Jet Blue managed to ruin an otherwise decent reputation through a series of passenger-unfriendly decisions, stranding thousands during a blizzard on hot, cramped airplanes with empty galleys and full lavatories. Their brain trust couldn’t devise a way to disembark these poor miserable souls, but rather treated them in a manner that would have brought the ASPCA swooping down with the cops on an animal shelter run with that much disregard for life. Of course, Jet Blue was busy with another problem, realizing they had no way to communicate with their own pilots during a crisis.
Did I mention USAir? They can’t figure out how to transfer luggage in Philadelphia. That could be a problem for a few days, but they’ve had this problem for over TWO YEARS. Maybe they need a task force of eighth-graders to work on the problem.

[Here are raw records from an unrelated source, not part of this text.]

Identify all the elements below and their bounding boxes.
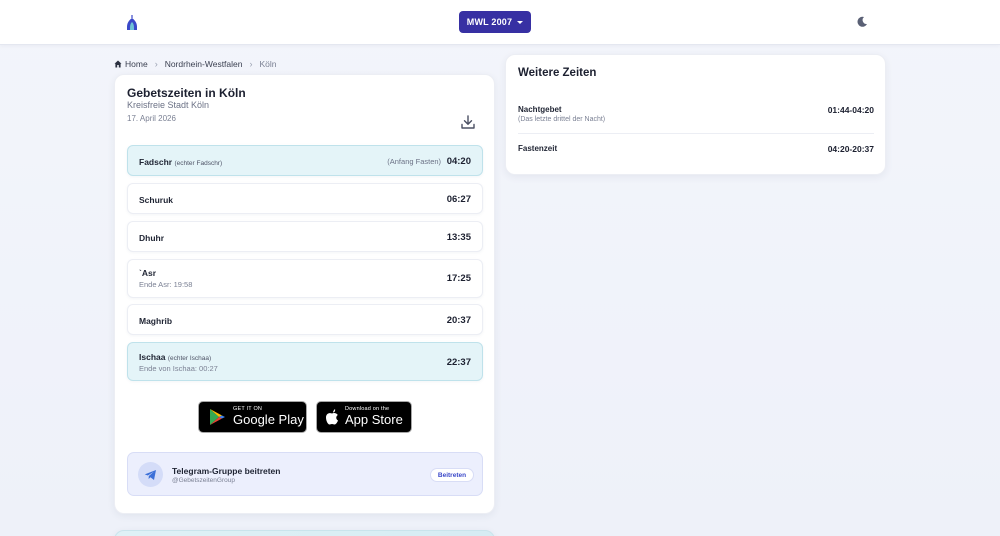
app-store-big-text: App Store	[345, 411, 403, 427]
breadcrumb-separator: ›	[154, 59, 158, 69]
next-section-card	[114, 530, 495, 536]
moon-icon[interactable]	[856, 16, 868, 28]
prayer-note: (echter Fadschr)	[174, 160, 223, 167]
further-time-row-fastenzeit: Fastenzeit 04:20-20:37	[518, 144, 874, 158]
caret-down-icon	[517, 20, 524, 24]
further-times-card: Weitere Zeiten Nachtgebet (Das letzte dr…	[505, 54, 886, 175]
prayer-extra: Ende von Ischaa: 00:27	[139, 364, 218, 373]
telegram-title: Telegram-Gruppe beitreten	[172, 466, 281, 476]
prayer-time: 20:37	[446, 315, 471, 326]
further-time-value: 04:20-20:37	[827, 144, 874, 154]
breadcrumb-state[interactable]: Nordrhein-Westfalen	[165, 59, 243, 69]
google-play-badge[interactable]: GET IT ON Google Play	[198, 401, 307, 433]
prayer-time: 17:25	[446, 273, 471, 284]
further-times-title: Weitere Zeiten	[518, 67, 597, 79]
further-time-desc: (Das letzte drittel der Nacht)	[518, 116, 606, 123]
prayer-name: Ischaa	[139, 352, 166, 362]
breadcrumb-home[interactable]: Home	[114, 59, 148, 69]
date-label: 17. April 2026	[127, 114, 176, 123]
divider	[518, 133, 874, 134]
top-navigation-bar: MWL 2007	[0, 0, 1000, 45]
prayer-row-fadschr: Fadschr (echter Fadschr) (Anfang Fasten)…	[127, 145, 483, 176]
method-label: MWL 2007	[466, 17, 513, 27]
prayer-row-schuruk: Schuruk 06:27	[127, 183, 483, 214]
breadcrumb: Home › Nordrhein-Westfalen › Köln	[114, 58, 277, 70]
page-title: Gebetszeiten in Köln	[127, 86, 246, 100]
prayer-extra: Ende Asr: 19:58	[139, 280, 193, 289]
prayer-row-ischaa: Ischaa (echter Ischaa) Ende von Ischaa: …	[127, 342, 483, 381]
calculation-method-dropdown[interactable]: MWL 2007	[459, 11, 531, 33]
prayer-time: 06:27	[446, 194, 471, 205]
telegram-handle: @GebetszeitenGroup	[172, 477, 235, 484]
prayer-row-maghrib: Maghrib 20:37	[127, 304, 483, 335]
prayer-name: Maghrib	[139, 316, 173, 326]
breadcrumb-separator: ›	[249, 59, 253, 69]
city-subtitle: Kreisfreie Stadt Köln	[127, 100, 210, 110]
further-time-row-nachtgebet: Nachtgebet (Das letzte drittel der Nacht…	[518, 105, 874, 127]
prayer-time: 13:35	[446, 232, 471, 243]
prayer-times-card: Gebetszeiten in Köln Kreisfreie Stadt Kö…	[114, 74, 495, 514]
apple-icon	[326, 409, 338, 425]
prayer-name: Schuruk	[139, 195, 174, 205]
mosque-logo-icon[interactable]	[124, 14, 140, 32]
further-time-name: Fastenzeit	[518, 144, 558, 153]
prayer-row-asr: `Asr Ende Asr: 19:58 17:25	[127, 259, 483, 298]
app-store-badge[interactable]: Download on the App Store	[316, 401, 412, 433]
breadcrumb-city: Köln	[259, 59, 277, 69]
further-time-value: 01:44-04:20	[827, 105, 874, 115]
download-icon[interactable]	[460, 114, 476, 130]
join-telegram-button[interactable]: Beitreten	[430, 468, 474, 482]
home-icon	[114, 60, 122, 68]
further-time-name: Nachtgebet	[518, 105, 562, 114]
telegram-icon	[138, 462, 163, 487]
prayer-prefix: (Anfang Fasten)	[387, 157, 442, 166]
telegram-banner: Telegram-Gruppe beitreten @GebetszeitenG…	[127, 452, 483, 496]
prayer-row-dhuhr: Dhuhr 13:35	[127, 221, 483, 252]
prayer-time: 22:37	[446, 357, 471, 368]
prayer-name: `Asr	[139, 268, 157, 278]
prayer-note: (echter Ischaa)	[167, 355, 212, 362]
prayer-name: Dhuhr	[139, 233, 165, 243]
google-play-big-text: Google Play	[233, 411, 304, 427]
prayer-name: Fadschr	[139, 157, 173, 167]
google-play-icon	[210, 409, 225, 425]
prayer-time: 04:20	[446, 156, 471, 167]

The airline boards of directors (of course, which comprise the people HIRING these executives) had better realize:
1. You can’t have happy customers without happy employees. That means, let me see: sufficient staffing, sufficient pay, and sufficient working conditions.
2. Line employees have the best and most innovative ideas if they are just asked and heeded. When is the last time an airline’s senior management spent a week doing the actual labor, hustling bags, changing reservations, hosting at the air clubs, boarding people on the flights?
3. If everyone is an elite, no one is an elite. It’s bad enough the air clubs are playgrounds for screaming kids and refuges for fat people in shorts with their bare feet on the furniture. Treat first class passengers the best if you have pretensions of having a first class. Insist on some decorum at the clubs.
4. Hire the best and the brightest, not people who failed elsewhere whom you think will magically become brilliant in the rarefied atmosphere of your executive offices. They won’t. They’ll simply paint the planes a different color (at a cost of millions), launch a new slogan (at a cost of millions), and continue to neglect the employees and the passengers (at a cost of tens of millions). Every time Stephen Wolf became CEO of still another airline, he painted all the planes, one time infuriating pilots with a light color they claimed couldn’t be easily seen making accidents more likely.
Only the airline industry in the United States could make our auto industry management seem decent by comparison.